We could always count on a sack under our bed with nuts, Christmas candy, an apple, and an orange, and one gift. I remember getting a baby doll one Christmas. I must have been 11 or 12. Another Christmas a pair of skates.

List each one of your uncles and aunts and tell one thing about each of them.
Uncle Charles is the only uncle I ever met. He and Aunt Marie (his wife, my father’s sister) used to drive down from Brawley 2 or 3 times a year. It was always so much fun playing with our cousins. Uncle Charles was a big blue eyed German and was very playful. Too playful, he’d squeeze you til it hurt. My aunt was very petite. She always wore spike heels and form fitting dresses. She was built like Dolly Parton. She was so nice and very intelligent. I can remember her and my dad arguing politics. She was a die hard republican and hated F.D. Roosevelt.

1/8/01 What are your favorite foods?
Enchiladas are my favorite food, but none taste as good as my mothers used to. Next is hot fudge sundae and See’s chocolate. I also like Prime Rib from Black Angus.

Where would you most like to live? Why?
I’m perfectly happy right here where I am. But it would be nice to have a place with a view or by the ocean, or river.

Have you ever been camping?
We used to camp quite a bit when Marc & Cory were younger. As soon as they became teenagers it all ended. It was hard for me to learn how to relax, do nothing, and enjoy nature. It was great after I learned to RELAX. The kids always had a ball, especially Marc because there were always more kids his age than Cory’s.

Tell about all of the places you have worked.
At age 14 I worked at Whitney’s as a waitress at the food counter. I enjoyed a lot of my friends used to come in to eat. I bought my own school clothes that year. I still remember all the clothes I bought.
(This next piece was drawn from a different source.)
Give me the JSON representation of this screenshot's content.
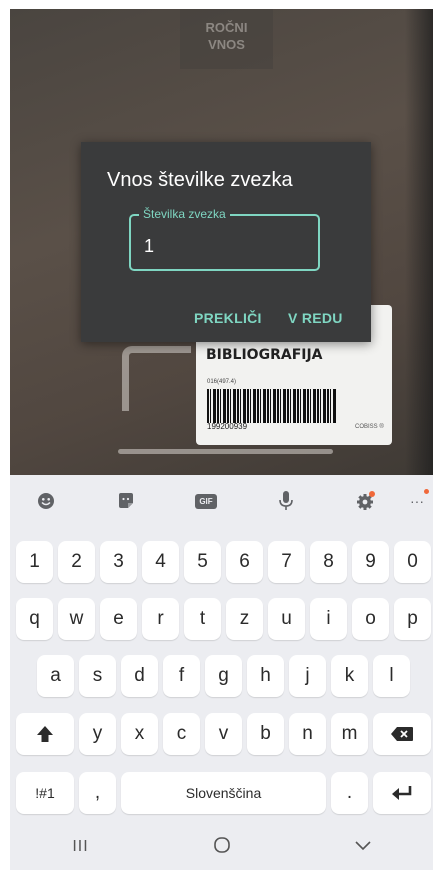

I worked at Grand Rapids in the jewelry counter one Xmas season. Worked one night in a penny arcade but quit because I was expected to call out to customers to come play. One day in a jewelry store that wanted me to go out and bring customers in that were looking in the windows. I worked at Glenn’s Drive Inn (that was an eye opener). I saw the seamy side of life some of those car hops (wow). I then worked at a drive in movie theater for a while. That was hard because I was trying to go to a business school at the same time. In 1951, I went to work for Harris & Frank in the Credit Office. Then I worked at North Island as a Dispatcher for 6 years. After I had Marc & Cory I started working for City Schools. Stayed there til I retired.
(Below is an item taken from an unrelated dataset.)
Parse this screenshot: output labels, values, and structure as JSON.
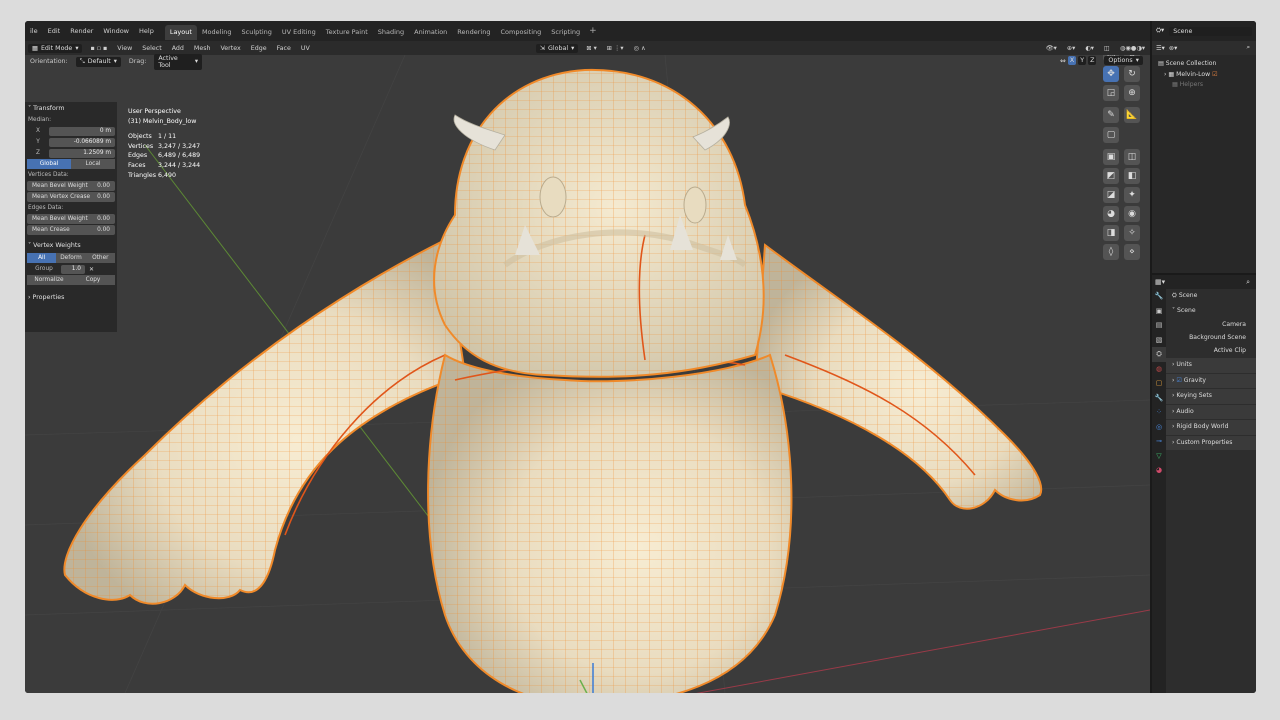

1/15/01 Describe your mother. Tell about her personality, characteristics, stature, coloring, talents, temperament, family stories about her, the role she played in your home.
My mother was very fair. Most people thought she was German. She was a beautiful young woman but I remember her as a large woman as I was growing up. She was very strict and a no nonsense kind of woman. Her mother died when she was very young. She was raised by an aunt on a ranch called La Bahina in La Paz. She was married at age 13 to a 35 year old man, Sosa. They came to S.D. before 1910. He was involved with Pancho Villa and she helped make flags for “Los Dorados.” They embroidered “Pan, Tierra, y Libertad” on them. He left her for another woman (he was a womanizer). Then she met my dad. He worked on their farm in Gardena. She and my dad and her 4 children moved to El Centro. They traveled by covered wagon.

What advice would you give to those who are younger than you?
Count your blessings. Enjoy every day to the fullest. Don’t fret over what’s past. Enjoy today and have hope for the future.

What games did you play in your house or neighborhood?
We played kick the can, Red Rover, Hide & Go Seek, Marbles, Mother May I?, Jump Rope, Baseball, Tops, Jacks, and as we got older we played “Spin the Bottle” and “Mail Man.”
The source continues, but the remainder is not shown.